第十六話【異空間】
そして一年後。
ついにその時はやってきた。
「今日こそは絶対に行ける。ふぅ…………よし、始めるぞ!」
瑠璃は真剣な表情で拳を構える。
「──おりゃぁぁぁ!!」
大声を上げながら全力で壁を殴り始めた。
防御力もかなり増えたため、瑠璃の拳にかかる負担はある程度軽減されていた。
しかし攻撃力が圧倒的にずば抜けているからだろう。
殴るたびに瑠璃の拳から血が噴き出す。
「まだまだぁー!!」
瑠璃は連打の速度を上げていく。
もしオリハルコンを知っている人がこの光景を見ていれば、開いた口が塞がらないはずだ。
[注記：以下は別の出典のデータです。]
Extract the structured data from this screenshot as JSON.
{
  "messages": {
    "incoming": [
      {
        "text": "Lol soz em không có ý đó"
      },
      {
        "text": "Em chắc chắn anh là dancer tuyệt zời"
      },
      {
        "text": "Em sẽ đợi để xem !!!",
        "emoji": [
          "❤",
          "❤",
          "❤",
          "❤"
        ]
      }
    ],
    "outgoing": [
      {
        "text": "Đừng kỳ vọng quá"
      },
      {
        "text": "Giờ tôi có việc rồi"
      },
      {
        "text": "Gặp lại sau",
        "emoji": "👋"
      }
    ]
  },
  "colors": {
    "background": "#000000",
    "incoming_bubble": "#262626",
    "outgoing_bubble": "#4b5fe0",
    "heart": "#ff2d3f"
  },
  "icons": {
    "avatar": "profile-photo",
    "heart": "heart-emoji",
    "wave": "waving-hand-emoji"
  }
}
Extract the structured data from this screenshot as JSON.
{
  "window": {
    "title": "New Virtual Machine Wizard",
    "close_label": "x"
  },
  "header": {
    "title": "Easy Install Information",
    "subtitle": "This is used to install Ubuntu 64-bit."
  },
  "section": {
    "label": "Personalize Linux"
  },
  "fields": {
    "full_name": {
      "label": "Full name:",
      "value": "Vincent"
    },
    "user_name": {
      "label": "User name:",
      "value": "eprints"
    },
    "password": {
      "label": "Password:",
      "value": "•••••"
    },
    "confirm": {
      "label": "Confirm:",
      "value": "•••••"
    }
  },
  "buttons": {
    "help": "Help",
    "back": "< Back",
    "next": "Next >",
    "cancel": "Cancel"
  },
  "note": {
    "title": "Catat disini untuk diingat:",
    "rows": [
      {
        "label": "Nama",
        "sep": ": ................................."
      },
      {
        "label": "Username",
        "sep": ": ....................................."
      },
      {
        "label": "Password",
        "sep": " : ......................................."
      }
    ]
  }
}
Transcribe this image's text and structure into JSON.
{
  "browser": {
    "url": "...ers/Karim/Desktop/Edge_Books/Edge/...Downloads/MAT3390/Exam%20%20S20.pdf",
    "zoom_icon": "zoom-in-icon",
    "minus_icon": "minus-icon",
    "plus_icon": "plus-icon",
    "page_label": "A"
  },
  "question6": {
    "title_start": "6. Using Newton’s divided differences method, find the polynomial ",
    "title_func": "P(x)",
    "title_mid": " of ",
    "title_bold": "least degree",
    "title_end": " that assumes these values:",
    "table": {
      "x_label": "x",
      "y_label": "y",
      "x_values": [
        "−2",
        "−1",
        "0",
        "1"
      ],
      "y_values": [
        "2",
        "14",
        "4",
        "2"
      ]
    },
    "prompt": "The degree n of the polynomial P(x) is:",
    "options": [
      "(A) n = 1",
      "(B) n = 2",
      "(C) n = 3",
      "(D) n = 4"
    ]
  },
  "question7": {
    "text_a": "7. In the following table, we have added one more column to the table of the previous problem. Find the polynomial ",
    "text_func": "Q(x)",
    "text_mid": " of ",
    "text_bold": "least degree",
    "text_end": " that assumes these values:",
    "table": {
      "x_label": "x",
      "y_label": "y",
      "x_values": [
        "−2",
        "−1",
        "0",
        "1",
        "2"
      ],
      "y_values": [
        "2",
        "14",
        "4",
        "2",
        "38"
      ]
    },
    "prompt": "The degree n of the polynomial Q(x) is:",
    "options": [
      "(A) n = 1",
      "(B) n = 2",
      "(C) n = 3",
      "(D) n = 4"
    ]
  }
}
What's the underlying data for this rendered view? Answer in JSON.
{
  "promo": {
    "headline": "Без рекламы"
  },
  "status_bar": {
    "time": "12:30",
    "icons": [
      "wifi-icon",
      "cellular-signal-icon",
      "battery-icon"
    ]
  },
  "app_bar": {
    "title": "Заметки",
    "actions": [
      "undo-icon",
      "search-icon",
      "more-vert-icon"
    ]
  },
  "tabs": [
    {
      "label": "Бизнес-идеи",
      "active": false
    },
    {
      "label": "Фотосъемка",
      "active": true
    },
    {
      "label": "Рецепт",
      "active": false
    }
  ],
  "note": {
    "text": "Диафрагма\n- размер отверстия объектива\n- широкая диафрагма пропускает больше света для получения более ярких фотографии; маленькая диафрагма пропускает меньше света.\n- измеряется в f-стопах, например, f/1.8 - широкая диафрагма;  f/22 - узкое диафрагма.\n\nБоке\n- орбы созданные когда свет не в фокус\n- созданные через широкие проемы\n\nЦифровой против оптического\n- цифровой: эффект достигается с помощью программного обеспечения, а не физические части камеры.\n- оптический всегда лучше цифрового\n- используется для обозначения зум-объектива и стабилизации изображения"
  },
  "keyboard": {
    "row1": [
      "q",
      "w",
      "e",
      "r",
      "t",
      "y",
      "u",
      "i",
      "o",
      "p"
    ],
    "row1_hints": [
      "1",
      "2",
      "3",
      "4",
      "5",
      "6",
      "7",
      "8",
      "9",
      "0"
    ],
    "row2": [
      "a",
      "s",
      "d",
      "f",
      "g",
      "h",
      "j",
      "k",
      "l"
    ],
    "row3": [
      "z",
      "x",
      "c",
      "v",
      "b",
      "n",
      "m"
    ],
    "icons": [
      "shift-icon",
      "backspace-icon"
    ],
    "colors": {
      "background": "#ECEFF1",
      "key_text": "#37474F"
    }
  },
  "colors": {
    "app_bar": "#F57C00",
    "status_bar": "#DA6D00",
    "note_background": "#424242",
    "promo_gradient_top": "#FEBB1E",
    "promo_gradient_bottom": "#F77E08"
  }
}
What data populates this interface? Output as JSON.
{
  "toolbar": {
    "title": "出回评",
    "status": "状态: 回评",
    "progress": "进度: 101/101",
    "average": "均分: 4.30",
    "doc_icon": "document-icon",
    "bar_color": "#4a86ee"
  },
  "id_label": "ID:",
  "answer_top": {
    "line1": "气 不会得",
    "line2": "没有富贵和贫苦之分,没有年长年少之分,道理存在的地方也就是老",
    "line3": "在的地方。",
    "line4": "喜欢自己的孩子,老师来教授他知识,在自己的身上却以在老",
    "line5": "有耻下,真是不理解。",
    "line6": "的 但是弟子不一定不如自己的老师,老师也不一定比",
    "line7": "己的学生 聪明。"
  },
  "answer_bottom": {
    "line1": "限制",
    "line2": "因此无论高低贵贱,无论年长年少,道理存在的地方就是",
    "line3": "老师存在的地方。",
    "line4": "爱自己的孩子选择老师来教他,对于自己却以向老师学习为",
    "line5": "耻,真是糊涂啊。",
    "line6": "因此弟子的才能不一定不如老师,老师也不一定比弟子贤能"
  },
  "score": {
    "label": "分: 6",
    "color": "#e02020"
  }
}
最も頑丈だとされている物を、素手で破壊しているのだから。
要するに現状で瑠璃が壊せない物質は、この世で存在しないことになる。
「早く外に出させろ!」
瑠璃はもうこの部屋に飽きていた。
その一番の理由は、魔物を全滅させると一時間も暇になるからだ。
最初のほうは体力を回復させるのに必死だったが、今ではステータスが強くなりすぎて魔物100体との戦闘が余裕すぎるため、毎回物足りない感がある。
その間敵を倒してレベル上げできないのが、彼にとってはすごく憂鬱だった。
「もうすぐだろ……おっ、きた!!」
バリンッと割れた感覚がしたかと思えば、オリハルコンの壁に穴が空いていた。
「て、なんだこれ!?」
壁の先には、透明な膜が張られていた。
所々が虹色に光り輝いている。
「とりあえず壊れろ!」
瑠璃が膜に向かって全体重を乗せたパンチを放つと、ほんの少しだけ拳が沈んだ。
「……おい、なんなんだよ」
オリハルコンをも破壊する威力があるのにもかかわらず、全て膜に吸収されていた。
そうこうしている間にも、壁の自動修復が行われていく。
「くそっ、いったん諦めるか」
瑠璃は壁の後ろへ下がった。
「せっかく外へ出られるかと思ったのに、何なんだあの変な膜は?」
実は、この部屋は異空間に閉じ込められていた。
これがセカンドステージの恐ろしさである。
罠に嵌まったが最後、二度と外へ出ることは不可能。
一応空間そのものを破壊できれば脱出可能だが、そんなことができる者は誰一人として存在しない。
物質の頑丈さなどという次元の話ではないのだから。
「ま、よくわからないけど、とりあえずもう少しレベルを上げればなんとかなるだろ」
そう言って瑠璃は床に寝転がった。